Recently I was involved in testing of the API, which was working since years already, but required some refactoring for future use-cases. The API is used in the automotive ECU, powered by ARM processors. Nothing really special or difficult, but…
The API was using a data and its SHA-256 digest, both represented by std::string. Such an input was then validated internally by calculating the SHA-256 of data and comparing both hashes. Calculated hash was represented by std::vector<uint8_t>. Surprisingly, produced test cases were failing, even if the content was exactly the same!
std::string user_input = "\x9f\x68\x12\x0a";
std::vector<uint8_t> calculated_input {0x9f, 0x68, 0x12, 0x0a};
assert(user_input.size() == calculated_input.size());
assert(std::equal(std::begin(user_input), std::end(user_input), std::begin(calculated_input)));
As the API was surely working, my suspicions turned towards the test code. But after checking it dozen of times, I couldn’t find anything wrong. Suddenly I realized, that test code is compiled and executed in development enviromnent under x86, while the API is used in armv8 target. The std::string is storing and manipulating the sequence of character-like objects defined by character traits. Whether the underlying char (or its variant) type is signed or unsigned, depends on the platform and compiler.
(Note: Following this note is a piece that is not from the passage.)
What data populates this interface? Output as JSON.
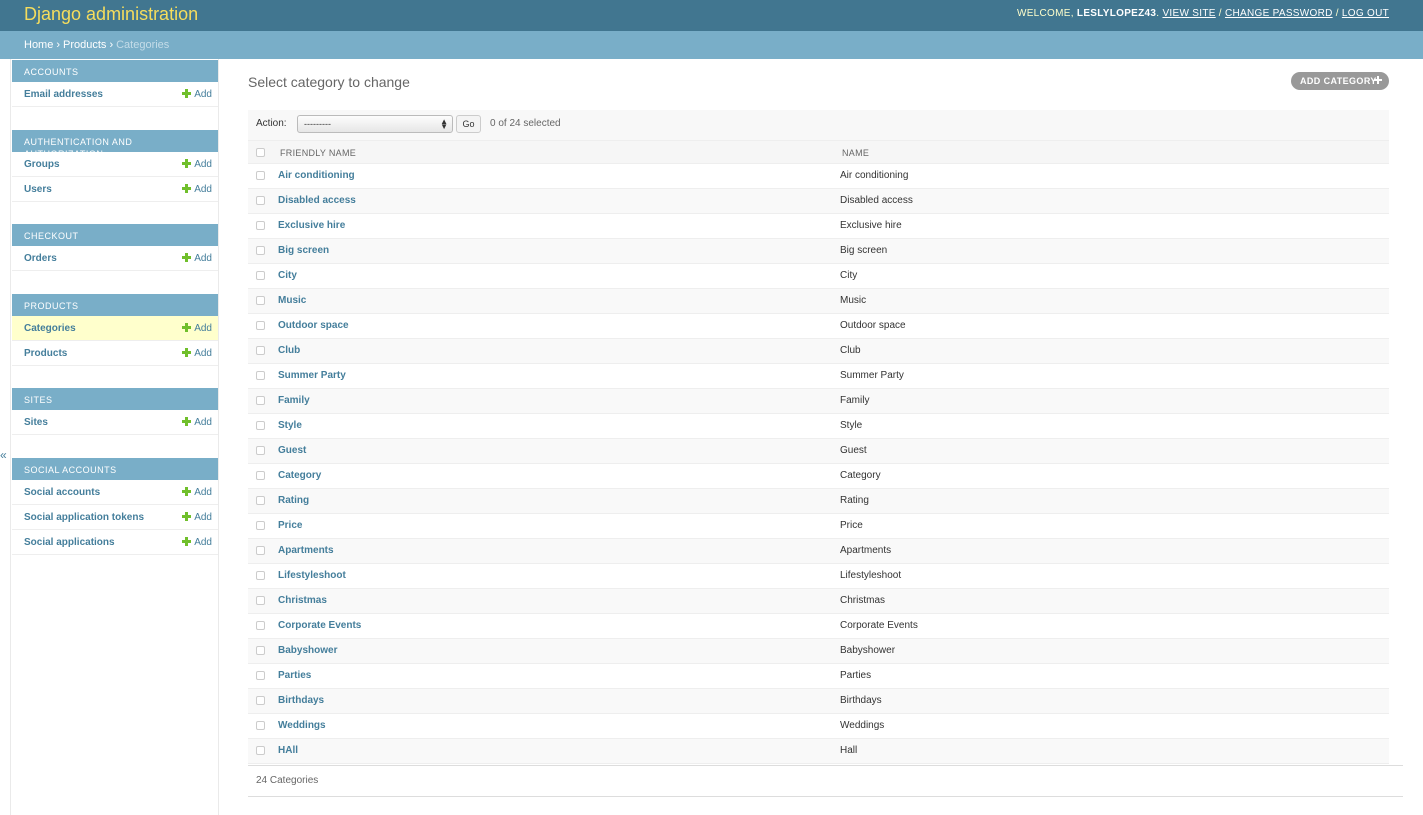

In most x86 GNU/Linux and Microsoft systems the char type is signed. For ARM of PowerPC in turn, it is rather unsigned. The trace was confirmed, after running the test cases in the target.
So what really happened? When comparing the std::string with std::vector<uint8_t> content there is a comparison of (signed) char with uint8_t value. In such case the compiler converts signed value to unsigned and performs the comparison of unsigned values. If any value of individual character in std::string exceeds the range of signed char (here: 127 = 0x7F), then it is treated as negative value (overflow). During the comparison with uint8_t value it is casted to some huge unsigned number. In effect the std::equal fails with comparison.
signed char x = 127;
std::cout << "x = " << (int)x << std::endl; // x = 127
signed char y = 128;
std::cout << "y = " << (int)y << std::endl; // y = -128
unsigned int z = y;
std::cout << "z = " << (unsigned int)z << std::endl; // z = 4294967168
How to fix the code and make it working, independent of the processor architecture? Seems that using a simple predicate solves the issue and quarantees that compared values have correct types:
assert(std::equal(std::begin(user_input), std::end(user_input), std::begin(calculated_input), [](uint8_t lhs, uint8_t rhs) { return lhs == rhs; }));
As a conclusion: beware of signed and unsigned value comparison, have in mind potential overflows and care about code portability.